Gillian Pearson, Head of PCN Development and Partnerships, described another application of the tool where a range of services came together. One PCN looked for cohorts of patients who had high contact with GPs and decided to focus on patients with fibromyalgia and a BMI greater than 30.
“They’ve written to the 96 patients they have identified in that cohort and offered them a series of education sessions either online or face-to-face where they have a different session each week, starting with developing a personal care plan,” says Gillian.
It includes sessions with dieticians, social prescribers, expert patients and Active Herefordshire and Worcestershire, as well as managing pain, health and wellbeing. The sessions are ongoing, but Gillian said so far the feedback is ‘absolutely phenomenal’. She added:
“What we’re hearing is they have never been given information on fibromyalgia on how to manage it before and now they finally have contact details for a network of people they can call on for support. And what we’ve found is patient contacts have reduced and their activation and confidence levels have increased.”
By default, there is a cost-saving linked to this.
A similar use of the data elsewhere resulted in a PCN working with the council’s healthy lifestyle and training service to develop six confidence sessions for people with prediabetes and a BMI of 30 or more who had not engaged with other pre-diabetes education support and have anxiety. At the end of their sessions they receive a referral to the National Diabetes Prevention Programme for longer-term support.
Clinical understanding and the value of data going forward
Gillian believes one of the big impacts that population data analysis has had is clinicians understanding the benefit and value of a wellbeing team. “Because clinicians have been involved in helping us find the groups, they understand why they are doing that and have been really engaged,” she says. “There is genuine excitement that we are working with the right patients to make an actual impact and change some of that behaviour positively for patients because they feel better supported.”

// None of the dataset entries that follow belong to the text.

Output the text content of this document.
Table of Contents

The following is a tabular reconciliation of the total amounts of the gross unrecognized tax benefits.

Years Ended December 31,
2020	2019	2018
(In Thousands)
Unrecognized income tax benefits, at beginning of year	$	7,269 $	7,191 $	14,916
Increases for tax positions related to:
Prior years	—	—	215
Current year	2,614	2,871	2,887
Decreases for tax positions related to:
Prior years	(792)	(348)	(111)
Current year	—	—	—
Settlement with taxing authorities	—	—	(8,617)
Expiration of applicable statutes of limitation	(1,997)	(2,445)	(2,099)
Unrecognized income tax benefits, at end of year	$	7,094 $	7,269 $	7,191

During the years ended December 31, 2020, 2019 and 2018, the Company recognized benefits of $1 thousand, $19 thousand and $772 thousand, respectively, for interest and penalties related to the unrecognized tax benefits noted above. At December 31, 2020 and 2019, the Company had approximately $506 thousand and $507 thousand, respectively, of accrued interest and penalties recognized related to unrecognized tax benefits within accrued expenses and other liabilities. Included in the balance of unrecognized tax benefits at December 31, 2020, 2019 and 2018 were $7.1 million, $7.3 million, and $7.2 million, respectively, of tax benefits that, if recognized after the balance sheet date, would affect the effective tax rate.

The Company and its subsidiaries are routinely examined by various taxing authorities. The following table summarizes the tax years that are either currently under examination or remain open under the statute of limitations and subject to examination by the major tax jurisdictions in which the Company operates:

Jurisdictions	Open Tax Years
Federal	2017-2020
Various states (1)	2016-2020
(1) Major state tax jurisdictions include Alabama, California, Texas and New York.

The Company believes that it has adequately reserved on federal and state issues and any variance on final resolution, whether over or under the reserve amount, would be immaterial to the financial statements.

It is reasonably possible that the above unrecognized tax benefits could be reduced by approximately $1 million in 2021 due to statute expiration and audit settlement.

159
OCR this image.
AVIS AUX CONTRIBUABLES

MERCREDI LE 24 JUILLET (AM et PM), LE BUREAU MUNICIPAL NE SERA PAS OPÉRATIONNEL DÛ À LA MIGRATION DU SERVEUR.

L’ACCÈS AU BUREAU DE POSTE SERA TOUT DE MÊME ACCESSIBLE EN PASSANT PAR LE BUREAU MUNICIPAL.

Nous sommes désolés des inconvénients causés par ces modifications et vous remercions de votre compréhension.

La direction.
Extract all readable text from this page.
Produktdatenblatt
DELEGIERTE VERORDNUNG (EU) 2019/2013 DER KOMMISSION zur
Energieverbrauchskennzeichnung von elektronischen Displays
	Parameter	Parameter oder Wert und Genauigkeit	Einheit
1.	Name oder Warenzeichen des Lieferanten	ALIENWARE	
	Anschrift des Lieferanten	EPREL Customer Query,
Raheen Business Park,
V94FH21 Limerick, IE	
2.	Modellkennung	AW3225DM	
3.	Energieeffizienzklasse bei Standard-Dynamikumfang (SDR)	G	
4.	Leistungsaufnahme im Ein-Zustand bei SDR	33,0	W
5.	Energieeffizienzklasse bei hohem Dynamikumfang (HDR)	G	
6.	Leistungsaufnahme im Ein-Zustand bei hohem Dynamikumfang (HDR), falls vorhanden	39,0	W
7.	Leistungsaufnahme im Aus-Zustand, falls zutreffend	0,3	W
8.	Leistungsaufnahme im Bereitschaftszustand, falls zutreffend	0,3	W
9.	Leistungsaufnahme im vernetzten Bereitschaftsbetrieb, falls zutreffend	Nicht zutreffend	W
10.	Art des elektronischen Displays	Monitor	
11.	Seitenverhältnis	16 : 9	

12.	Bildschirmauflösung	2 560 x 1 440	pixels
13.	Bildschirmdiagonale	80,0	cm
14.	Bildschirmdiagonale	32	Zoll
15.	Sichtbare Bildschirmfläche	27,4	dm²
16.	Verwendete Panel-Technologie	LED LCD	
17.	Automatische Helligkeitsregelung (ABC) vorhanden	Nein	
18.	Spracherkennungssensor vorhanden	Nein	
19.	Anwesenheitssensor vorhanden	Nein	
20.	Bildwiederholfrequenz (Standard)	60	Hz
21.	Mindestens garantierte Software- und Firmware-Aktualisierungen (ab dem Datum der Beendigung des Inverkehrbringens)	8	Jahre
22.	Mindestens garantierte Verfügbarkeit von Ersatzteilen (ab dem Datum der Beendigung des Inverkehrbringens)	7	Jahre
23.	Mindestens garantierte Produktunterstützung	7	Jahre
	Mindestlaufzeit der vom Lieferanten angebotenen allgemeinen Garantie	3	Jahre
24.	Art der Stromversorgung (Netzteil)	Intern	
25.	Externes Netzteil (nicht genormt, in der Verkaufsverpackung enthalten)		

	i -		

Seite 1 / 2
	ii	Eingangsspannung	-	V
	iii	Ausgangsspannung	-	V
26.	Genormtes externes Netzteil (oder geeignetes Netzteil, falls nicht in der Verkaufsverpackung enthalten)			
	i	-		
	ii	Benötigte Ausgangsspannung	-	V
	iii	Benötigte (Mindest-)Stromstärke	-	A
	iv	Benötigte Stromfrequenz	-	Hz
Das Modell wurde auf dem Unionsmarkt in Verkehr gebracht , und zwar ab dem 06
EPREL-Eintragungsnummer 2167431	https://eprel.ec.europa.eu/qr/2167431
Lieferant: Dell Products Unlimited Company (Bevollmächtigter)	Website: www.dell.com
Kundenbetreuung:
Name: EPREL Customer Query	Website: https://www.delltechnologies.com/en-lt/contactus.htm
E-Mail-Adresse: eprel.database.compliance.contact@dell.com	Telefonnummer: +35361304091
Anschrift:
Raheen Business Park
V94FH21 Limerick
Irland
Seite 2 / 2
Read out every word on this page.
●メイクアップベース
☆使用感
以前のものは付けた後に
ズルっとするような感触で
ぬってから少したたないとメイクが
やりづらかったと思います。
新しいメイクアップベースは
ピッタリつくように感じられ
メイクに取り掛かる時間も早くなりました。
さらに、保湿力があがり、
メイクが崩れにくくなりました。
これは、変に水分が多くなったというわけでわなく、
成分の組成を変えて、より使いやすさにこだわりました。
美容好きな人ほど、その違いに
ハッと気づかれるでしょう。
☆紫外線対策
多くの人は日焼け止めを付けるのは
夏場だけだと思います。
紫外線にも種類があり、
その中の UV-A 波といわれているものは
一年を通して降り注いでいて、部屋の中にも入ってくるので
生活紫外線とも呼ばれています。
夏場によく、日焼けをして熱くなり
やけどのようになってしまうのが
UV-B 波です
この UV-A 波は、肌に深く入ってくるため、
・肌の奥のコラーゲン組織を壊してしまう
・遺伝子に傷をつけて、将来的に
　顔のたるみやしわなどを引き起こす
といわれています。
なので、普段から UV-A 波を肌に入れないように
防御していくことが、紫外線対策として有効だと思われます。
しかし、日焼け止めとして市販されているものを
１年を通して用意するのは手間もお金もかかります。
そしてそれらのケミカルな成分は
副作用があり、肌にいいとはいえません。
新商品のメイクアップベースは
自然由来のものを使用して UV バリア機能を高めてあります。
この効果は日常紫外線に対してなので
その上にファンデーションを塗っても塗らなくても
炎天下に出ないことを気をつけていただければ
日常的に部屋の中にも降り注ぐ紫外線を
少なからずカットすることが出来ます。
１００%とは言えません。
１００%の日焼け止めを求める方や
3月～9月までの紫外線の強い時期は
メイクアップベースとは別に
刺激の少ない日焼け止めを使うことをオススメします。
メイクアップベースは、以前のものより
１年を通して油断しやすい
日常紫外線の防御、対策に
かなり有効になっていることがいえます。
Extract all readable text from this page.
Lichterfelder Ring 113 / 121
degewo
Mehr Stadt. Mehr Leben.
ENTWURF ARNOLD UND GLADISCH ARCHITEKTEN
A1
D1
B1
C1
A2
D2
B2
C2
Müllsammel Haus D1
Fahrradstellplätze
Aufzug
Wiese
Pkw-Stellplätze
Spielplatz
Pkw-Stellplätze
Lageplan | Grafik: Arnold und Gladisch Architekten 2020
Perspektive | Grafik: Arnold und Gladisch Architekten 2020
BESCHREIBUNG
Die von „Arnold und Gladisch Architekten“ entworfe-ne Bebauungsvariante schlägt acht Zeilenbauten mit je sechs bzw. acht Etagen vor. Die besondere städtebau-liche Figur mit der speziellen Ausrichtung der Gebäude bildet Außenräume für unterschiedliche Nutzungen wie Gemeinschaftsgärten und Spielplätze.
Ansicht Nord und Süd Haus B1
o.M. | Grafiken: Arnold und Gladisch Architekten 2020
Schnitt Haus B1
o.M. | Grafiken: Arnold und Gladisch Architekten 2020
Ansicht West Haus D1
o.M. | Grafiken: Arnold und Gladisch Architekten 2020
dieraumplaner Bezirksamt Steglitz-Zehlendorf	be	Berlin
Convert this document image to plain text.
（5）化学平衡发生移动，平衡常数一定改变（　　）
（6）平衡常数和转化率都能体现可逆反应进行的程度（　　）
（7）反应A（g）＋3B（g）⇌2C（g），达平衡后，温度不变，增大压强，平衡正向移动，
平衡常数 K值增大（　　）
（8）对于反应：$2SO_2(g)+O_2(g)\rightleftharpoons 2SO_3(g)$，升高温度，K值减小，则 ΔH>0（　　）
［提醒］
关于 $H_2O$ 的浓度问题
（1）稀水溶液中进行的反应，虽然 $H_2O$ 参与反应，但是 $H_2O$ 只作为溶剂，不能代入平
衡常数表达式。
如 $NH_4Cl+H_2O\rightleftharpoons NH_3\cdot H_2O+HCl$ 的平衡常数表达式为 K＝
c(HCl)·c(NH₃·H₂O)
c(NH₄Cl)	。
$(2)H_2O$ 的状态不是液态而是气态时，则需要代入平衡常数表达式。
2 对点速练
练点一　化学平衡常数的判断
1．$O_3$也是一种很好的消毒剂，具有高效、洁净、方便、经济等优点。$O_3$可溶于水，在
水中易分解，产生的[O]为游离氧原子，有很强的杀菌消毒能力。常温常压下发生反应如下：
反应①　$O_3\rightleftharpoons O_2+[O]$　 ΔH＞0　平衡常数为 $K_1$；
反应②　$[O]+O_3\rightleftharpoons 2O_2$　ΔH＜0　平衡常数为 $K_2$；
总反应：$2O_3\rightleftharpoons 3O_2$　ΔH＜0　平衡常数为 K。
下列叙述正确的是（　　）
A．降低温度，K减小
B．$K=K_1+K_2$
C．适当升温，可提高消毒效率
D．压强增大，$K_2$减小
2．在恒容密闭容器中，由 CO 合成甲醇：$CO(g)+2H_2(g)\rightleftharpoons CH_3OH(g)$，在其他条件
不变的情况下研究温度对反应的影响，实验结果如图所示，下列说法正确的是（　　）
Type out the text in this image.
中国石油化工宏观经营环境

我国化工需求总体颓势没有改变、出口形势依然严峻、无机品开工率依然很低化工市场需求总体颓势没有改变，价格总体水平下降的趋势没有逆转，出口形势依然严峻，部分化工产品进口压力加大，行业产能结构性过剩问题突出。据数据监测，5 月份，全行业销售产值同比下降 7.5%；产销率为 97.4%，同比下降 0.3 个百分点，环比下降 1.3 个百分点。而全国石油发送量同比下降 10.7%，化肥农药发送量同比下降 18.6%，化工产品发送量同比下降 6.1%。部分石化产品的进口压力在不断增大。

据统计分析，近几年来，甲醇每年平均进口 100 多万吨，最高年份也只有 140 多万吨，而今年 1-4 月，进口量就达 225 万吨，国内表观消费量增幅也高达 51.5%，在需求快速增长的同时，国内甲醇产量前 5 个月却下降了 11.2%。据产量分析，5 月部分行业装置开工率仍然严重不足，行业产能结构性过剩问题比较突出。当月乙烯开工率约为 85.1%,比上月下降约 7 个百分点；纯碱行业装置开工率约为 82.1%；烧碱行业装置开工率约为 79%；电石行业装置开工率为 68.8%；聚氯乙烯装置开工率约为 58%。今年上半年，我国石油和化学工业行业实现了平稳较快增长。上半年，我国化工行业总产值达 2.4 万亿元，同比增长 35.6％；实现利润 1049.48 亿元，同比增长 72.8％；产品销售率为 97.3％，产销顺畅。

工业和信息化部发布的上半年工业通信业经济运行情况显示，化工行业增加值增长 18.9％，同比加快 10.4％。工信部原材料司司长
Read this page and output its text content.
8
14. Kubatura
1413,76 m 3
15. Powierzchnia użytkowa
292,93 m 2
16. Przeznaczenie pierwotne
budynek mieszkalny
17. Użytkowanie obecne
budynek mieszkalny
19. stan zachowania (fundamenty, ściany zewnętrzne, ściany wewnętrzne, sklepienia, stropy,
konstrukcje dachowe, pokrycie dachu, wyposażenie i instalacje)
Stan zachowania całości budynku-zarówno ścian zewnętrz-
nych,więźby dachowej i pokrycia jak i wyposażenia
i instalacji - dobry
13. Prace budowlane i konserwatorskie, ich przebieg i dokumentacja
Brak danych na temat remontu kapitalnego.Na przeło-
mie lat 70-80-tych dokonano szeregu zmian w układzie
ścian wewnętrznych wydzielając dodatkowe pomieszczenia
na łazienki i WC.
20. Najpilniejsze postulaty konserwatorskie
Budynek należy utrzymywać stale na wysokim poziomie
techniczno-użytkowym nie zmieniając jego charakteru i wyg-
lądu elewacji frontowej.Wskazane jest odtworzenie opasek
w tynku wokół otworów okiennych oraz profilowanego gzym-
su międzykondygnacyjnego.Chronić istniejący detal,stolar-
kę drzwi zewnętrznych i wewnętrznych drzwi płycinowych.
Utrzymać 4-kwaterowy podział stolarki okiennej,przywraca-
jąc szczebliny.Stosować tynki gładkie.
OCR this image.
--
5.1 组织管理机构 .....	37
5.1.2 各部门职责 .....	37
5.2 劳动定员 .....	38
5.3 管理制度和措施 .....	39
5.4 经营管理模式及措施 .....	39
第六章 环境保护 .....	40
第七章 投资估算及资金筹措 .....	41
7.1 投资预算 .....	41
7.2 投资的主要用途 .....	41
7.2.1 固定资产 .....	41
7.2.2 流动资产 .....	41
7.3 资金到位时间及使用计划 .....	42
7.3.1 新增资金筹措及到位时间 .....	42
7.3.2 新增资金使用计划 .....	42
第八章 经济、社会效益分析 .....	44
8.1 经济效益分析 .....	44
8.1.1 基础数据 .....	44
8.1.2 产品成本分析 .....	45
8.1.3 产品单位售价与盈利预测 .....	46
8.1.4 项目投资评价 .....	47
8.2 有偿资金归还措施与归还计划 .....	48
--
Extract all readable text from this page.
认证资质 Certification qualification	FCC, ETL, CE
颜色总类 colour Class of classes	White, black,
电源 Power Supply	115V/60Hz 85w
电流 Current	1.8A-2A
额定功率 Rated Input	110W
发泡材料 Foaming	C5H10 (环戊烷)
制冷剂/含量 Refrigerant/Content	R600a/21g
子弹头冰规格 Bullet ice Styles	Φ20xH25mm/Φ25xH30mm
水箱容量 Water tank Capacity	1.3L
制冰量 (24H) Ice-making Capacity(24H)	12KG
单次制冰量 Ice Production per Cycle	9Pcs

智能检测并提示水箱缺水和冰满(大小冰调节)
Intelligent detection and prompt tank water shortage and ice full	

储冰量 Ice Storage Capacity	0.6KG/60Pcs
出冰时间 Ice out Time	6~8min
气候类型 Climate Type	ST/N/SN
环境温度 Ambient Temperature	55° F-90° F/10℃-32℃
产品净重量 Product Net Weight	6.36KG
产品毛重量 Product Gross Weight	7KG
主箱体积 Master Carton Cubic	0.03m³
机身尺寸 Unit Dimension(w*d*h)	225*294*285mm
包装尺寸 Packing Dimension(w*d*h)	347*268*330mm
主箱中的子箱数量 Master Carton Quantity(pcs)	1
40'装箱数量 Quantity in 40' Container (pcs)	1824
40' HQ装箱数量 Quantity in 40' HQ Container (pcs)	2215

And Conor believes the PHM tool will continue to grow in value as its usage increases. The team is already getting more queries as PCNs get used to spending time using it and they find cohorts of patients they want to focus on.
“What we have seen is from a starting point where they submitted plans, to actually using the tool and finding out where they can make an impact as they are growing, what they are considering about inequalities is growing so they are coming back and asking us to build a search around that,” he says. The creation of a centralised team of analysts means they are sharing things, work is not duplicated and they can best show how this tool can be used to understand patients in a different way. Conor added: “What it’s demonstrated more than anything is that PCNs value the use of data.”